A 70B parameter model in full precision (float32) needs 280GB of memory — a server rack. Quantise it to 4-bit and it fits in 35GB — a high-end laptop. You lose a small amount of precision on each parameter, like converting a WAV to MP3, but the quality drop is often barely noticeable in practice. This is what made running AI locally possible.
In Plain English
Quantisation reduces the precision of a model's parameters — from 32-bit or 16-bit floating point numbers to smaller formats like 8-bit or 4-bit integers. This shrinks the model dramatically with minimal quality loss, making large models runnable on consumer hardware.
The Technical Picture
Quantisation maps floating-point weights to lower-bit integer representations (INT8, INT4, GPTQ, GGUF). Post-training quantisation (PTQ) is applied after training; quantisation-aware training (QAT) incorporates it during fine-tuning.

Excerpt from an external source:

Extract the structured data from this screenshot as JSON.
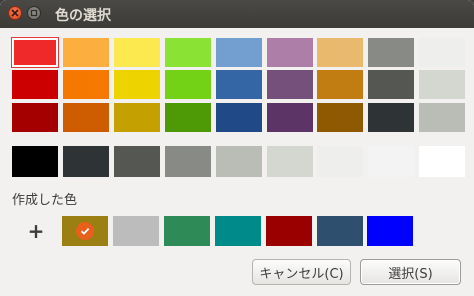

Tools like llama.cpp and Ollama use GGUF quantised models for CPU inference.
Real-World Examples
- Ollama running Llama 3 8B Q4 quantised on a MacBook Air
- GGUF format files downloadable from Hugging Face for local inference
- 4-bit quantisation reduces memory by 8x with often less than 5% quality loss
Quantisation is how a 70B model fits on your laptop — trading tiny precision loss for massive memory savings.